Gowhere – Read CSV file

Continue my Gowhere journey. I need to read data from a CSV file—a common task in programming, dealing with file.

A sample content with 3 columns ID, Effort, and Title.

ID,Effort,Title
"94503","4","Bug: The line was not aligned correctly"
"97018","12","Implement a cool feature"
"97595","1","Document an incident"

The file size is small so I do not have to worry too much about the performance at this point. Let’s see what requires to perform the task in Go.

In general, here are steps to read and parse a CSV file

  1. Open the file
  2. Read everything or line by line
  3. Parse the text into desired outcome format
  4. Close the file. When to close depends on how you read the file

Open a file

Go supplies a built-in package "os" to work with the file system. Opening a file will return a pointer to the file—if no error, otherwise an error, a normal pattern in Go.

There are 3 required steps

  1. Open the file by os.Open(file)
  2. Check for error before usage
  3. Close the file by using a defer function. This is important otherwise the file is locked
    // Need the os package to read open a file
    // f is a pointer to File object (*File)
    f, err := os.Open(file)
    // Check for error before usage
    if err != nil {
        writeLog(err)
        return nil
    }
    // Close file by a defer function
    defer func() {
        er := f.Close()
        if er != nil {
            writeLog(er)
        }
    }()

Read file

Depending on the file size and the type of applications, developers can choose either read all contents at once or line by line. I always prefer line by line.

    // This is a cool concept. Given that we have a pointer to the file opened by the os.
    // A scanner is created and scan line by line
    b := bufio.NewScanner(f)

    stats := make(map[string]int64)
    for b.Scan() {
        line := b.Text()
        parts := strings.Split(line, ",")
        effortText := strings.Trim(parts[1], "\"")
        if effortText == "" {
            continue
        }

        effort, err := strconv.ParseInt(effortText, 0, 0)
        if err != nil {
            writeLog(err)
            continue
        }
        id := strings.Trim(parts[0], "\"")
        stats[id] = effort
        fmt.Printf("%s - %d\n", id, effort)
    }

Go supplies bufio package to help manipulating IO (file). The first time I heard about the Scanner concept. It hits my mind immediately, kind of "wow that makes sense and cool".

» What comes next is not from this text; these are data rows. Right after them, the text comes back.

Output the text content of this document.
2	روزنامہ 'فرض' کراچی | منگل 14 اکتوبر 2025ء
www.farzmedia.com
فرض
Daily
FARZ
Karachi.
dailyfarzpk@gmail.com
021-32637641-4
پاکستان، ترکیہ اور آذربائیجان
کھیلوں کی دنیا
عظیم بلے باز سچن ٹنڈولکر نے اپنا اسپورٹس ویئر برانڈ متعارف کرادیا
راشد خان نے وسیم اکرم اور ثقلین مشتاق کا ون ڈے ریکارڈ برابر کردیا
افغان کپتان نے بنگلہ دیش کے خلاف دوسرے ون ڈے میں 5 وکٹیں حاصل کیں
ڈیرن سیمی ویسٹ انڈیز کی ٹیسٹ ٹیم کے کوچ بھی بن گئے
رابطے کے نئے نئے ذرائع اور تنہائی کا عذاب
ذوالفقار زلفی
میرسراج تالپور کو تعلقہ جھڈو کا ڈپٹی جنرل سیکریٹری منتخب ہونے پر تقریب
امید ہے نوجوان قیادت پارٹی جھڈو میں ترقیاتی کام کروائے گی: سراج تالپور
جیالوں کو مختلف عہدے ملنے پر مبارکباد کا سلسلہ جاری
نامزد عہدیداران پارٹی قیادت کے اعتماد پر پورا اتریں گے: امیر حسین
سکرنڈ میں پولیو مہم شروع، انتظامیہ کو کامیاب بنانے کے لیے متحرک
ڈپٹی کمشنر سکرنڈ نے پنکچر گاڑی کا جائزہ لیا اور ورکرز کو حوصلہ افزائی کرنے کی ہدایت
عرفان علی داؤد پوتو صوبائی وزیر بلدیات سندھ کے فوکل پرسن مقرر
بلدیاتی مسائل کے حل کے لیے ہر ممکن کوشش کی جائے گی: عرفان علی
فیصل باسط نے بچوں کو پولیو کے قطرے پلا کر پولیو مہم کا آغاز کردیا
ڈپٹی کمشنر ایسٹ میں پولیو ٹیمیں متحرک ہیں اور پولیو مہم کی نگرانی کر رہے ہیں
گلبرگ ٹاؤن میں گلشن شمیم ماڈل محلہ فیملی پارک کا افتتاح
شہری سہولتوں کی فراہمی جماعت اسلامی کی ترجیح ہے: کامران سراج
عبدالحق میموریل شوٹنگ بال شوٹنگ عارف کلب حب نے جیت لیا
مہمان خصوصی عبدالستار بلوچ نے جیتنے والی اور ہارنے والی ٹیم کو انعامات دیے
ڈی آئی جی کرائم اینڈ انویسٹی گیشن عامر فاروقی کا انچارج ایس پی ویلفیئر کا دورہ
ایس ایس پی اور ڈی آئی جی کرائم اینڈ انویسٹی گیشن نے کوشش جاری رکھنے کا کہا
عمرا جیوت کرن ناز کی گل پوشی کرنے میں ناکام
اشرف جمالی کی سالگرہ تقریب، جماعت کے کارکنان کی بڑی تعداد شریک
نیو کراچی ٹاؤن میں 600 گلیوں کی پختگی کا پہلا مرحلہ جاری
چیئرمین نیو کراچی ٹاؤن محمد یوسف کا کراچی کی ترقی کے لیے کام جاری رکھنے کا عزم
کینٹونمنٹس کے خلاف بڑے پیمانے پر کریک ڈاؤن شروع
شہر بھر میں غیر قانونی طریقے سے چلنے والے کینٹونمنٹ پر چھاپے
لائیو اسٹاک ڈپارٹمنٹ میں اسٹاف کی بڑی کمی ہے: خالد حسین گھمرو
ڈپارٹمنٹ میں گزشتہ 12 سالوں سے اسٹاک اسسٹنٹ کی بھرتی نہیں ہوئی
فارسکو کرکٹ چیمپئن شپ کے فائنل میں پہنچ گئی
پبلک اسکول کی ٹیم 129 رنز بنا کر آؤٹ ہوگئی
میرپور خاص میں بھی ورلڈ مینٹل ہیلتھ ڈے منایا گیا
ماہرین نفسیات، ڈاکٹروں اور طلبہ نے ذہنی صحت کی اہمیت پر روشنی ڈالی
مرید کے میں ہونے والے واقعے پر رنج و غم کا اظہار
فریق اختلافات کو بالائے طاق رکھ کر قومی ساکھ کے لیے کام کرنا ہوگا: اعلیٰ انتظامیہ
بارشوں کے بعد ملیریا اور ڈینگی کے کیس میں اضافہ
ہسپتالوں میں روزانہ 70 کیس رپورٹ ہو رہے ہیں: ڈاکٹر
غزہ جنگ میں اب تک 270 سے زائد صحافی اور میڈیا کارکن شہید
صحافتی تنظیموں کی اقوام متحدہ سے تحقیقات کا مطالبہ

After holding a point to a Scanner:

  1. Call Scan() to loop throw the buffer data
  2. Call Text() to access the current line. If the file is opened in binary mode, use a different method
  3. Parse the line to meet your logic

Proceed data

For common operations on a string, strings package is there. For conversion from a string to various data types—int, float, …—strconv package is there. They are all built-in packages.

Close the file

Handle by the defer function, which is called when the caller function exists.

    // Close file by a defer function
    defer func() {
        er := f.Close()
        if er != nil {
            writeLog(er)
        }
    }()

Gowhere – array, hash table, regular expression, and foreach loop

Gowhere? Some steps further—append arrays, hash table, regular expression, and for each loop.

After playing around with HTTP, I got the JSON data from the API. I wanted to analyze the data—to display the total hours spent on each work item.

A typical record has this structure

type WorkItem struct {
    FromDateTime time.Time
    ToDateTime   time.Time
    Detail       string
}

And an actual work item looks like

{
    "FromDateTime" : "2019-11-29 02:05:00 +0000 UTC",
    "ToDateTime": "2019-11-29 03:19:00 +0000 UTC",
    "Detail" : "Work Item 12345: Implement a cool feature"
}

The "Work Item 12345" has many records. The detail field are not the same except they contain the number 12345 as the work item ID. I want to display the sum of time spent for Work Item 12345. So the algorithm is pretty simple

  1. For each record, extract the work item id from the detail field
  2. Calculate the difference in hours between FromDateTime and ToDateTime
  3. Sum the difference with the existing value—if not exist, create a new one with the time spent zero

Note: If I am writing in C#, I can finish the implementation quickly with Linq support.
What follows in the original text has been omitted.